Un café à flanc de colline. En face le soleil tombe sur les bâtiments tous dans les tons entre blanc et terre, ciment et pierre, poussière et crepis. Rien n'est "joli", a part les mosquées (et pas toujours). Les maisons font rarement plus de trois-quatre étage. Ne depassent que les minarets, presque aussi nombreux que les pins (ou cyprès ?). Le relief sauve Amman et la rend plus douce. Ville de collines, ville d'escaliers. Ils traversent abrupts les pentes que les routes doivent prendre en lacet. J'aime - au moins de loin - la simplicite des habitations-cubes qui ne font rien d'autre que ce qu'elles ont à faire. Le terrain très accidenté donne une tournure anarchique à l'assemblage des barraques, les fenêtres et les façades partent dans tous les sens, s'ignorent ostensiblement les unes les autres. La colline est une foule.


Rues aux trottoirs inexistants ou les chats se partagent les poubelles, parkings en béton brut qui defigurent de leur hauteur tout un quartier, bâtiments laissés a l'état de squelette par leur proprietaires ruinés (ou subitement enrichis). Et les toits. Dans une ville en pente on a souvent vue sur les toits. Des réservoirs d'eau rouillés, des climatisations daewoo, des antennes satellites, des reservoirs d'eau indestructibles en gros plastique noir, des gravats épars, une forêt de métal et de pierre mêlés où émerge parfois la tole ondulée ou le tissu parasol de ceux qui ont pensé à se faire une terrasse, et puis les dizaines de corde a linge pleines, même en hiver. Et même des minarets de métal, un long cylindre de métal et un chapeau pointu, peut-être bien fondus dans l'arrière cours par l'oncle Alfred. Des minarets privés un peu pourris à faire hurler de terreur un électeur suisse.




Ai pris mon après-midi pour monter à la citadelle. J'avais décidé de me perdre dans les rues un peu au hasard, mais mes pas m'y ont mené, l'appel de la vieille pierre peut-être.

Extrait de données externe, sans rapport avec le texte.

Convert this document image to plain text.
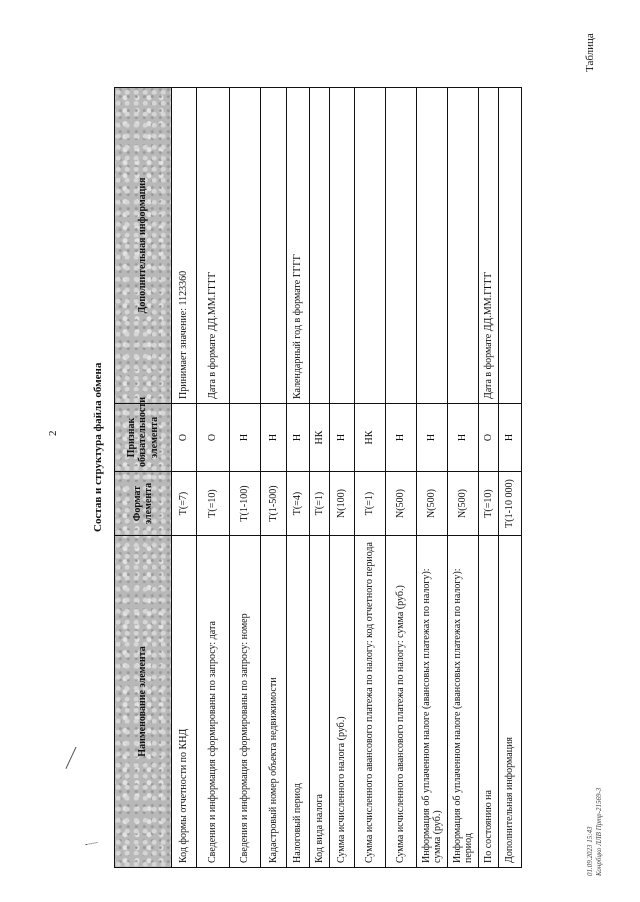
2
Таблица
Состав и структура файла обмена
Наименование элемента	Формат элемента	Признак обязательности элемента	Дополнительная информация
Код формы отчетности по КНД	T(=7)	О	Принимает значение: 1123360
Сведения и информация сформированы по запросу: дата	T(=10)	О	Дата в формате ДД.ММ.ГГГГ
Сведения и информация сформированы по запросу: номер	T(1-100)	Н	
Кадастровый номер объекта недвижимости	T(1-500)	Н	
Налоговый период	T(=4)	Н	Календарный год в формате ГГГГ
Код вида налога	T(=1)	НК	
Сумма исчисленного налога (руб.)	N(100)	Н	
Сумма исчисленного авансового платежа по налогу: код отчетного периода	T(=1)	НК	
Сумма исчисленного авансового платежа по налогу: сумма (руб.)	N(500)	Н	
Информация об уплаченном налоге (авансовых платежах по налогу): сумма (руб.)	N(500)	Н	
Информация об уплаченном налоге (авансовых платежах по налогу): период	N(500)	Н	
По состоянию на	T(=10)	О	Дата в формате ДД.ММ.ГГГГ
Дополнительная информация	T(1-10 000)	Н	
01.09.2023 15:43 Конрбцко ЛЛВ Пртр-21569-3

Du temple romain il reste deux colonnes et un mur, de l'église byzantine du 6e siecle, assez pour imaginer la dispositon des lieux ; de la cité musulmane du 8e, assez pour y rêver tout haut. C'est confortable les vieilles pierres. La vanité de l'oeuvre humaine a un pouvoir apaisant. Elle renvoie notre responsabilité à ses limites.
Je laisse à l'appréciation du lecteur éclairé cette citation - lue à ce moment ou à peu près et notée dans mon carnet au milieu de ces pages  : "L'allégorie est au domaine de la pensée ce que les ruines sont aux choses" (Walter Benjamin).